Quand comme moi, on travaille souvent de nuit, que l’on se couche à l’heure où le soleil se lève et que l’on va travailler à l’heure où le soleil se couche ; on a l’impression de vivre en décalage avec le reste de la société. J’ai un avantage, je fais rarement la queue quand je fais mes courses et les salles de cinéma que je fréquente sont vides, donc je ne suis pas trop dérangé. D’ailleurs, je répugne de plus en plus à devoir sortir le samedi soir et me mélanger à la foule. C’est l’effet pervers du truc.

Mais ça veut dire aussi, qu’en travaillant en décalage, j’ai du temps pour remplir ce blog ou pour voir pas mal de films au cinéma. Ainsi, j’ai vu La Vague cette semaine.

La Vague

Dans un lycée allemand, Rainer Wenger (joué par Jürgen Vogel) est un prof plutôt cool, apprécié de ses élèves et qui ne cache pas sa déception de ne pas avoir été choisi pour présenter la théorie de l’Anarchisme lors de la « semaine thématique » du lycée. Au lieu de ça, c’est un autre professeur plus conventionnel et moins impliqué qui présente cette idéologie. Pour cette semaine thématique, il revient donc à Reiner la responsabilité d’enseigner à ses élèves ce qu’est l’Autocratie.

Alors, au cours d’un débat, quand ses élèves émettent des doutes sur la possibilité de voir revenir une dictature en Allemagne, celui-ci va mettre au point un scénario de manipulation pour leur démontrer le contraire. C’est ainsi que va se créer le mouvent La Vague. Die Welle en allemand. Les lycéens seront-ils dupes ? Et Rainer ne se prendra-t-il pas au jeu de la dictature ?

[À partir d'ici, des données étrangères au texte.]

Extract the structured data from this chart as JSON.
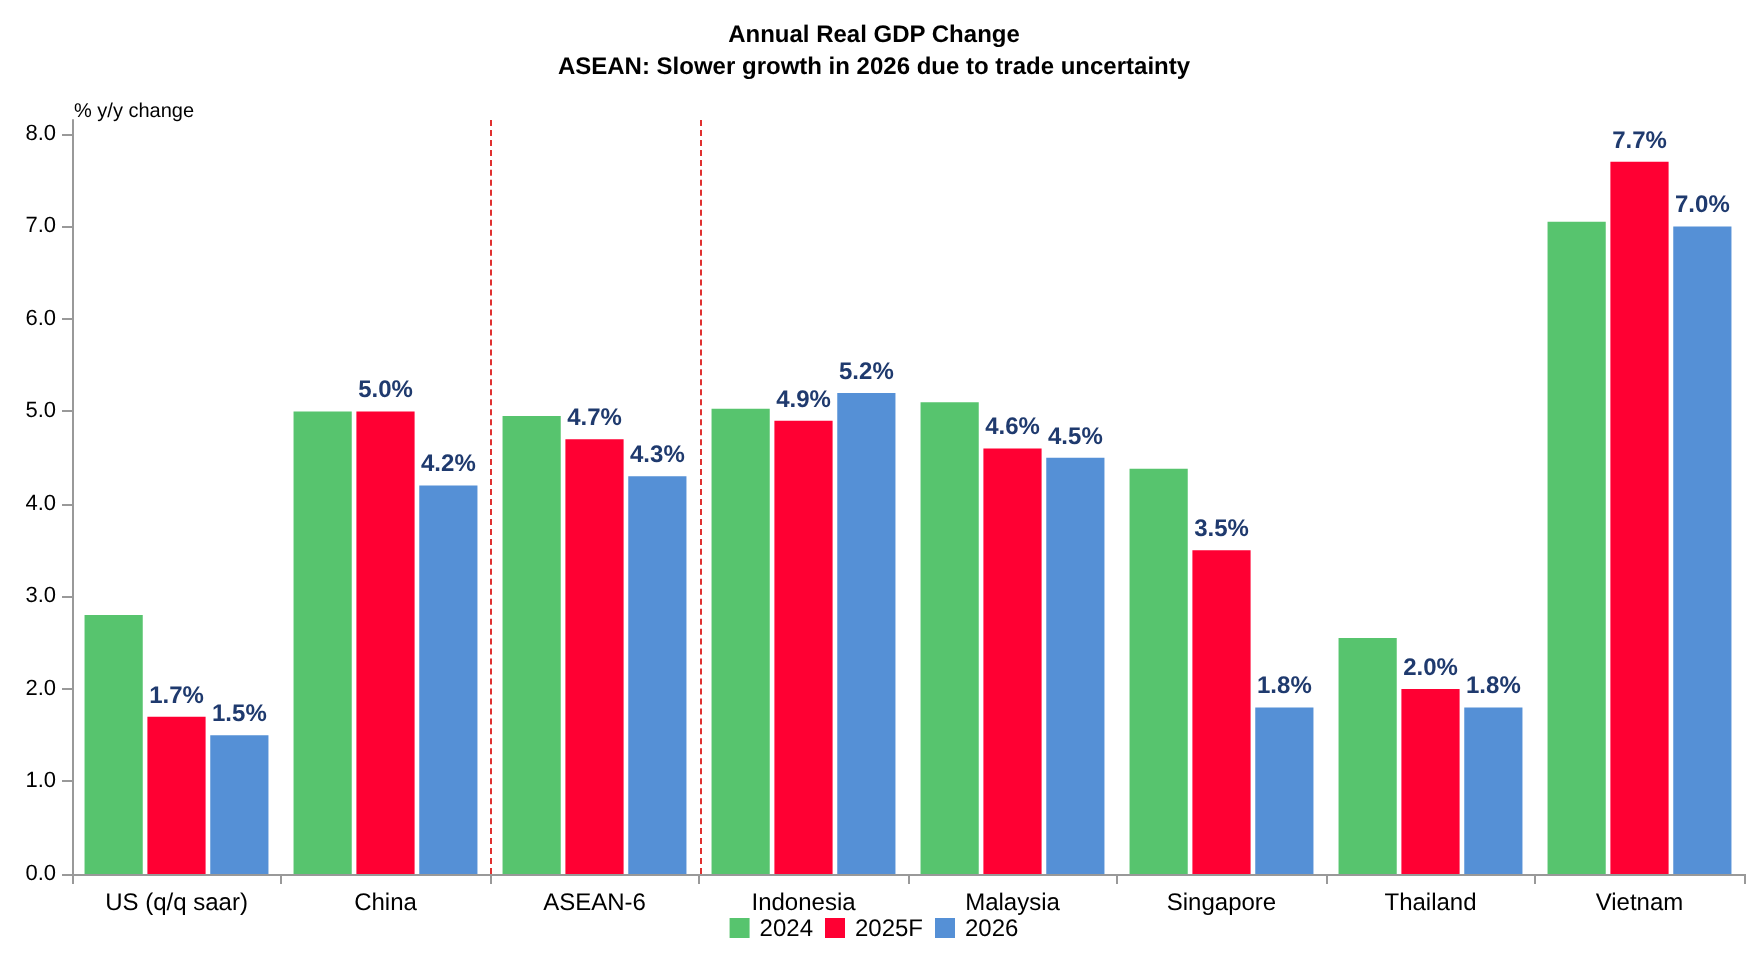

Not an other teen movie ? Si, voici un film pour ado plutôt sympathique mais qui contrairement à ceux que l’on a l’habitude de voir, ne met par en scène sous un jour festif et positif la superficialité et l’insouciance des rapports entre adolescents. Ici, l’insouciance de l’adolescence actuelle est au contraire gravement mise en défaut. Le film nous montre que l’adolescent est un être suffisamment superficiel et naïf pour être manipulable et manipulé. Sous les aspects d’un teen movie, se cache en réalité un film ayant une certaine vocation à être moralisateur et pédagogique, mais aussi à être un vrai drame dont tout le monde ne sortira pas indemne. Cette thèse est admirablement servi par l’acteur Jurgen Vogel jouant le personnage du professeur charismatique. Voici un film qui s’incrit dans une autre Nouvelle Vague, celle du cinéma Allemand qui avec Good Bye Lenin ou La vie des autres tente d’exorciser son trouble passé national.

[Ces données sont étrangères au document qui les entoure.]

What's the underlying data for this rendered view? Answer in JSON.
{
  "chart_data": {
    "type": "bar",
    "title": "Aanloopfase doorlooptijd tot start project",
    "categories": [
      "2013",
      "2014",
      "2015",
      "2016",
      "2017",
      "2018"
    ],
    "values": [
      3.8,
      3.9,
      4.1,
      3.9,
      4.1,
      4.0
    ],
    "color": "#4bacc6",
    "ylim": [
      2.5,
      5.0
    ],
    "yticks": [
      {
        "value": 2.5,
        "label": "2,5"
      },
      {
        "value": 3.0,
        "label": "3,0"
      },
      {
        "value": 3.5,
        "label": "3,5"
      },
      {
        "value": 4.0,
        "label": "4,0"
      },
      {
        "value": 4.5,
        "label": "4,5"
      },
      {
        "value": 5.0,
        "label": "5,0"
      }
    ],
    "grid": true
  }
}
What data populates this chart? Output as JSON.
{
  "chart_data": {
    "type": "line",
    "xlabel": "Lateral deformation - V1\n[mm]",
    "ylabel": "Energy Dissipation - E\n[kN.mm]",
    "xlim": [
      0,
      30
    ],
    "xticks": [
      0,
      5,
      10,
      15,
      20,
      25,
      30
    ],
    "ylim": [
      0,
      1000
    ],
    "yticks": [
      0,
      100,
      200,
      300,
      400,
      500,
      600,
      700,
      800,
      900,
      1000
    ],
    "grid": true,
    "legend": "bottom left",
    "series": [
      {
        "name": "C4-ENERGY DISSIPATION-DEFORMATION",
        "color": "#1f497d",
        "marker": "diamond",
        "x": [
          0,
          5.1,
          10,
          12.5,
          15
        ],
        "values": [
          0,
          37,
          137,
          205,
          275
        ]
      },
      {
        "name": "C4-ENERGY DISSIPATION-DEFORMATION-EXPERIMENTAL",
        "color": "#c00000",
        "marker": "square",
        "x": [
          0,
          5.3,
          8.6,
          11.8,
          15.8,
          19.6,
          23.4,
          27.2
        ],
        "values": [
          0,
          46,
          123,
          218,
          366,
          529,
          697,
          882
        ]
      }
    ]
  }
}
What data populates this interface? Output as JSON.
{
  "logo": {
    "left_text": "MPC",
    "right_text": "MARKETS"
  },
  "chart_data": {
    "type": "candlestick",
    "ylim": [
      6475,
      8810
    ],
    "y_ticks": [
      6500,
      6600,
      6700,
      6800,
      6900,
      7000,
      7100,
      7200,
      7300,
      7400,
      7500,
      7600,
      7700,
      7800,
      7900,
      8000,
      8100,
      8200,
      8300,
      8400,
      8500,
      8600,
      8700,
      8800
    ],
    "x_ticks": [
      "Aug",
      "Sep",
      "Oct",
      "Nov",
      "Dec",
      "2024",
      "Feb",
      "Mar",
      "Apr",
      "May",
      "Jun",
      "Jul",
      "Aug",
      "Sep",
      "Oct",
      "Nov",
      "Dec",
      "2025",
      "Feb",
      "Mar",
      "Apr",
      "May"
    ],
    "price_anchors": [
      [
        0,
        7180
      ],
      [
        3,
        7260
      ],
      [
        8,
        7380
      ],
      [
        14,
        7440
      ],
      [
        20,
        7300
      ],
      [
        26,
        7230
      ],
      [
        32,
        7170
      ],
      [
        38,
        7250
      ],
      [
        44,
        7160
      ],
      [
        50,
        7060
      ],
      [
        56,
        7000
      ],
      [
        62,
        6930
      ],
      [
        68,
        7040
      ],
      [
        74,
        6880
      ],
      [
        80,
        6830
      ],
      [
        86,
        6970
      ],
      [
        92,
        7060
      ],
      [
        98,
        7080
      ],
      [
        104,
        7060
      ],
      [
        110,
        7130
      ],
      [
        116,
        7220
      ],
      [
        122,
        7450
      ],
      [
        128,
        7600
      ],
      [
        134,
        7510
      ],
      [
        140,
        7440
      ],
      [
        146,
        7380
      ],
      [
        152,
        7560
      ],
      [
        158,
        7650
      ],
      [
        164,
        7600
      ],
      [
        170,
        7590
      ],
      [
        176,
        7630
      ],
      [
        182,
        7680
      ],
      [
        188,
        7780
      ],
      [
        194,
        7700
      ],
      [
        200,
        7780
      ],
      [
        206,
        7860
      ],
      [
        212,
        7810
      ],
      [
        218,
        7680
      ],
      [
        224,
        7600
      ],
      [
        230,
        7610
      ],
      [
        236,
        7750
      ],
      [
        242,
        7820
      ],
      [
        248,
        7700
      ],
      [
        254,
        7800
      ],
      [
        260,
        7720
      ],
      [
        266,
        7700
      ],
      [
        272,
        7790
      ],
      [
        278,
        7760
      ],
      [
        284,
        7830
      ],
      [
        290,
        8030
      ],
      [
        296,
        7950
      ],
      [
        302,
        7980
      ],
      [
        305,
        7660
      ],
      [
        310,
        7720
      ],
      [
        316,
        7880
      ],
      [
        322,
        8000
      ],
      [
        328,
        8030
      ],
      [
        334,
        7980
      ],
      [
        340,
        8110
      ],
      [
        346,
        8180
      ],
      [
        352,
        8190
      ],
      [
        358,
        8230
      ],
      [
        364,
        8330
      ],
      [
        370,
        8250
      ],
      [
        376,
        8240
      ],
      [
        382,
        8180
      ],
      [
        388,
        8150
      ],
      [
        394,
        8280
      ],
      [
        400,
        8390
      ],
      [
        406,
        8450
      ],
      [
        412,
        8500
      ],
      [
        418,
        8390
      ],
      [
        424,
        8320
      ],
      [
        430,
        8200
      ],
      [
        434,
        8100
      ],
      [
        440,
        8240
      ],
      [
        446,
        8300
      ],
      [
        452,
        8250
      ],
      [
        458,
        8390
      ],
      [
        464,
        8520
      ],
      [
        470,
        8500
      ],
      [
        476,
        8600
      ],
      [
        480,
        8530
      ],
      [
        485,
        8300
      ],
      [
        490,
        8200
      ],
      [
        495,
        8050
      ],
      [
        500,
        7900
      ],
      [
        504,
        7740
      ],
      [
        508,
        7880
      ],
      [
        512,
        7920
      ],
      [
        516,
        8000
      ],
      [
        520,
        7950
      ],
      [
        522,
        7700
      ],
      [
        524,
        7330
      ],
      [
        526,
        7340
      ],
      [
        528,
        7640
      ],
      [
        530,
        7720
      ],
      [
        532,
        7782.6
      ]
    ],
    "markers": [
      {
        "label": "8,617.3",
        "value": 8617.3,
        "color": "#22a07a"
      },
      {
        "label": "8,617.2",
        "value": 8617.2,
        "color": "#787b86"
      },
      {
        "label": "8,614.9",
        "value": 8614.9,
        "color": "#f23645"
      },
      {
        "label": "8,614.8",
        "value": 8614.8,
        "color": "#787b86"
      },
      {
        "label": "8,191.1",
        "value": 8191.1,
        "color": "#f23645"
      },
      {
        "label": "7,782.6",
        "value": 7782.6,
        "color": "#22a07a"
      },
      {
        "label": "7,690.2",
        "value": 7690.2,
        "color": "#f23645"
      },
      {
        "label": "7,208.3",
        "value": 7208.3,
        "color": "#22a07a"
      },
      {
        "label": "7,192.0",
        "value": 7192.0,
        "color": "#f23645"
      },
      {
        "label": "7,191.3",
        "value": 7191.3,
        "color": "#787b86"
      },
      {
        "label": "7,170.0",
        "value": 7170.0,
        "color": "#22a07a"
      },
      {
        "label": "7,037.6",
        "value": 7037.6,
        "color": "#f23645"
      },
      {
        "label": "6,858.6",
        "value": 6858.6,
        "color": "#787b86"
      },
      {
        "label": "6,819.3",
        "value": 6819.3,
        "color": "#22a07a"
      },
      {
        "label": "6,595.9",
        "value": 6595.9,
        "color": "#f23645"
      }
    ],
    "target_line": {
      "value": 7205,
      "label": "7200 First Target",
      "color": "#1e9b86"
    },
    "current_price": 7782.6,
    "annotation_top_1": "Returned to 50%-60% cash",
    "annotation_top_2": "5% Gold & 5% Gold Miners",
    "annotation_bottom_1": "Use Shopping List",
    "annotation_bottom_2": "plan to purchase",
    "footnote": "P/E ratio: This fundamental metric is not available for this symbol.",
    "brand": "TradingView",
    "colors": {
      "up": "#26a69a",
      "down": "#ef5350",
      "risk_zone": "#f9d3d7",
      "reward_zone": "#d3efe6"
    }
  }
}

La Vague serait inspirée d’une expérience réelle ayant eu lieu aux États-Unis en 1967. Ici, nous assistons à la démonstration du processus implacable de mise en place d’une dictature, celle qui mène au culte de la personnalité et aux visions totalitaires. Comment expliquer que les masses puissent adhérer aussi facilement au fascisme ? Le film va tenter de le démontrer. C’est fascinant et ça met mal à l’aise. Toutefois, une fois sur les rails le film ne révèlera sans réelle surprise tellement il est prévisible et même un peu trop lourdement démonstratif. Des défauts mais qui n’empêchent pas La Vague de nous permettre de passer tout de même un bon moment de cinéma.